For research to gain the confidence of the public it must demonstrate that it is credible within academia, claims Elin Bommenel. Research is reviewed through various peer review channels. These benefit established research fields which have managed to create many review channels that can confirm that their research is important and fulfils the requirements of the discipline for methodology and theoretical renewal.

“Such research also enjoys great confidence in society and has high integrity, but is not always perceived as having clear relevance to society”, says Elin Bommenel.

However, new interdisciplinary research fields often have obvious relevance to society. On the other hand, they have more difficulty being accepted within academia because they are somewhat removed from the mainstream in their defined and established ‘parent disciplines’.

Interdisciplinarity attempts to gain legitimacy through external, non-academic assessors. These attest that the research is important because it is needed in society. As a rule, politicians and other external commissioners think that interdisciplinary research is ‘sexy’ because it focuses on solving important, well-defined social problems. However, within academia there is distrust. This can spill over into the media and influence the attitude of the public, who may see the new, applied research as lacking in independence and ‘bought’.

“The criticism does not have to mean that commissioned research is not independent. However, criticism from within academia is a sure sign that research funding has been invested in new, interdisciplinary fields that do not have established channels for review, which could give them academic legitimacy.”

The result is that research which looks inwards and isolates itself in the ivory tower avoids being suspected by the research community and its measuring system.
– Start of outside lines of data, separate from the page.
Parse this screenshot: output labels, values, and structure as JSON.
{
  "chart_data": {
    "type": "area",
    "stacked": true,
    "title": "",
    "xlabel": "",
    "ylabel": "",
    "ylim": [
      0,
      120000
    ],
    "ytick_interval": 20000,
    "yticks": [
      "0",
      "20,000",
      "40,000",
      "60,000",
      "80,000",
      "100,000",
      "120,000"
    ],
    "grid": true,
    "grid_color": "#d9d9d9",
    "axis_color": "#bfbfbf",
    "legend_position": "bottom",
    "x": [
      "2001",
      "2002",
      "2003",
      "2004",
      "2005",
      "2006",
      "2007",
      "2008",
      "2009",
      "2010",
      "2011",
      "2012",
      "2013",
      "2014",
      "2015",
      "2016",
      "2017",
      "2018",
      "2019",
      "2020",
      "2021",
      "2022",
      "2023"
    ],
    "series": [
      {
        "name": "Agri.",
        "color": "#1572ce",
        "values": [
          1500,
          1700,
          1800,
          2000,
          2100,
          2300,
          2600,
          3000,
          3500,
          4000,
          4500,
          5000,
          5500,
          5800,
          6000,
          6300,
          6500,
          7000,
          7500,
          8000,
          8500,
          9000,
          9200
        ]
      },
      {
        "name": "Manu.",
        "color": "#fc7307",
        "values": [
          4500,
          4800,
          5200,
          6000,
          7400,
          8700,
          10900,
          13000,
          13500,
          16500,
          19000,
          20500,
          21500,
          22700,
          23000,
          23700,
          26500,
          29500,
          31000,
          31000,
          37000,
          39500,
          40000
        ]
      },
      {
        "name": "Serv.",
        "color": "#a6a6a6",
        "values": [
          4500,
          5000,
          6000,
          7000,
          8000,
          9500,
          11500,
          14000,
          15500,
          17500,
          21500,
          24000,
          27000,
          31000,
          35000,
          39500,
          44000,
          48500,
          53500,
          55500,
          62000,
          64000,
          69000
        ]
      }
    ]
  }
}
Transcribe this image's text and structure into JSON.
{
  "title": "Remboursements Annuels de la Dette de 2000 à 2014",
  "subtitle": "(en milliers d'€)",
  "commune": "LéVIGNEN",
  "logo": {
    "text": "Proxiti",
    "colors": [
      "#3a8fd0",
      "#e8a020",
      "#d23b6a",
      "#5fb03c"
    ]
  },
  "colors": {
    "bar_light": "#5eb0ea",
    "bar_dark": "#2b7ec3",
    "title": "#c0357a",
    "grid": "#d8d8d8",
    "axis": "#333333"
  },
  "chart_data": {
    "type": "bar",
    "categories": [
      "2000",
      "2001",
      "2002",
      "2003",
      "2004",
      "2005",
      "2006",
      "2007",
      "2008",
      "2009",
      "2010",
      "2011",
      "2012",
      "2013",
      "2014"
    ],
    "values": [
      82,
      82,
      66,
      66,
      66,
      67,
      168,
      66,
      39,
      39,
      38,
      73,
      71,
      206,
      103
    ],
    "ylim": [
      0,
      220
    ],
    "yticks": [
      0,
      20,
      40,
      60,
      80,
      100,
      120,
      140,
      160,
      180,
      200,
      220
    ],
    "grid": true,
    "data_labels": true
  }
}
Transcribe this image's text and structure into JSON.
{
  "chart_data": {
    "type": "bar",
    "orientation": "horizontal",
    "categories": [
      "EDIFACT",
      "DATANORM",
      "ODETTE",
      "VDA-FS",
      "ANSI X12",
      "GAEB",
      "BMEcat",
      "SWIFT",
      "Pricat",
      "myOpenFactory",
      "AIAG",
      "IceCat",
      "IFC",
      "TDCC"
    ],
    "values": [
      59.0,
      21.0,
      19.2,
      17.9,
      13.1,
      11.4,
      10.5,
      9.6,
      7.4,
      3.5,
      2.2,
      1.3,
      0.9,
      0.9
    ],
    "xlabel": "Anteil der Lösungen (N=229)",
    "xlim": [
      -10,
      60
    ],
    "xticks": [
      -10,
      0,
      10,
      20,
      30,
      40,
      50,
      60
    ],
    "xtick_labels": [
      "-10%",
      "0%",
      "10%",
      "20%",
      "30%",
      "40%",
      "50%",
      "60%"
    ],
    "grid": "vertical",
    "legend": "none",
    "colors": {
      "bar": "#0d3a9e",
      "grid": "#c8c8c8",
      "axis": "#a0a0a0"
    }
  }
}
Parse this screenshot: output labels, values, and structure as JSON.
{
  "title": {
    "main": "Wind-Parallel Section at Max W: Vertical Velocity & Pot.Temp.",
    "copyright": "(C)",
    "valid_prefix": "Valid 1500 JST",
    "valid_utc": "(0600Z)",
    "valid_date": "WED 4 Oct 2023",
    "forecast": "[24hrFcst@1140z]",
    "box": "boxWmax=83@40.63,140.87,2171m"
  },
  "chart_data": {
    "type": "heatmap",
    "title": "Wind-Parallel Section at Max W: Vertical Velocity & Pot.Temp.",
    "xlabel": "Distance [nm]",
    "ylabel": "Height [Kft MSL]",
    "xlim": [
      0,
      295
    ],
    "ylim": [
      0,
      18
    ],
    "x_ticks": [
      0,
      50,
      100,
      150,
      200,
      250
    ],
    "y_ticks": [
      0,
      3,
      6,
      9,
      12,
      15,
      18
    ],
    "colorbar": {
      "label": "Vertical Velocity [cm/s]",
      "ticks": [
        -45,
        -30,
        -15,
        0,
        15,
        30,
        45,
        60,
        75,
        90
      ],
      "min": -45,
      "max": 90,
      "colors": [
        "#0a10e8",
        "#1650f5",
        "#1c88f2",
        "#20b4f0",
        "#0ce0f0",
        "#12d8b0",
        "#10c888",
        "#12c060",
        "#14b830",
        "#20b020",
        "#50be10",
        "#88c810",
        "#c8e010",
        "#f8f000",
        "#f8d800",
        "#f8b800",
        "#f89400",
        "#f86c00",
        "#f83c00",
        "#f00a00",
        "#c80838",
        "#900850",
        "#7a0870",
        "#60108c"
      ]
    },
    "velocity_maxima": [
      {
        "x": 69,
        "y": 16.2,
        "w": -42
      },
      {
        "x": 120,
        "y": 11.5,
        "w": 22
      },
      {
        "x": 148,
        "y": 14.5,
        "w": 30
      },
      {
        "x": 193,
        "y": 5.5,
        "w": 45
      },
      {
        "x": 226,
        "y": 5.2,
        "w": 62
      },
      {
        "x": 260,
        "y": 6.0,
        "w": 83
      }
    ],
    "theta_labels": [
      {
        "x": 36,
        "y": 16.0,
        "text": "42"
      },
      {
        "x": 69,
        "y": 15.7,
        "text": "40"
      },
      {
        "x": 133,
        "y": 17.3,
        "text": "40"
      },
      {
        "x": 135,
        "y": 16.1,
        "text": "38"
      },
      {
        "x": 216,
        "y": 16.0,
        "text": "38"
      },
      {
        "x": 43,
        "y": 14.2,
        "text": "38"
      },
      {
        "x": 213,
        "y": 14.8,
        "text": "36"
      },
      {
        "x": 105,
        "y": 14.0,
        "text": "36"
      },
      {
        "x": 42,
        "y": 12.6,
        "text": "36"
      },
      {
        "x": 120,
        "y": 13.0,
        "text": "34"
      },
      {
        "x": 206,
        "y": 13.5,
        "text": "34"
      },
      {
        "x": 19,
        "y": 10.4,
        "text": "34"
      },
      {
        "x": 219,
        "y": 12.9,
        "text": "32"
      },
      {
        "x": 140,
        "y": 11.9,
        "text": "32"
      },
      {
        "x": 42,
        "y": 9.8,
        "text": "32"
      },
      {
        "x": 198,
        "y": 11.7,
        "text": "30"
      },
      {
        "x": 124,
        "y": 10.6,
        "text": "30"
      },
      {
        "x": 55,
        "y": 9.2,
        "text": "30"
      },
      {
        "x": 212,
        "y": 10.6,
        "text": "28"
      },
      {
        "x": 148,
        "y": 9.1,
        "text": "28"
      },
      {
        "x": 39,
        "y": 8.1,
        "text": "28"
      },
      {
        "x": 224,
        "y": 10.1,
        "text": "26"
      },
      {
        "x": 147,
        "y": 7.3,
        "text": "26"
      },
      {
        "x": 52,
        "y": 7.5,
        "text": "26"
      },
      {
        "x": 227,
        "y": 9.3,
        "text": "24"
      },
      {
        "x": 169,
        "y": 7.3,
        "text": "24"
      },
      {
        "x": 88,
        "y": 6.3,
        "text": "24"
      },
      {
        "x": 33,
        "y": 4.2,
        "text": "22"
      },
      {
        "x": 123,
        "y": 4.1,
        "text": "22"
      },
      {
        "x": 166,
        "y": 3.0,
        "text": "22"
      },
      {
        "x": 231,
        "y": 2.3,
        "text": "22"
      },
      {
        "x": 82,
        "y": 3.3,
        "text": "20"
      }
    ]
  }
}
It may thus have less difficulty winning the public’s confidence than more exposed interdisciplinary research that has a clear focus on solving different social problems, says Elin Bommenel.

With the current assessment system, there is therefore a risk that those commissioning the research get to formulate the research questions and attest that the results are useful:

“On the one hand, there is a risk that the researchers are not seen as credible. On the other hand, the commissioners risk getting less useful results because the results are ‘dissed’ by the research community. In other words, it is a tough situation for interdisciplinary research and those funding it.”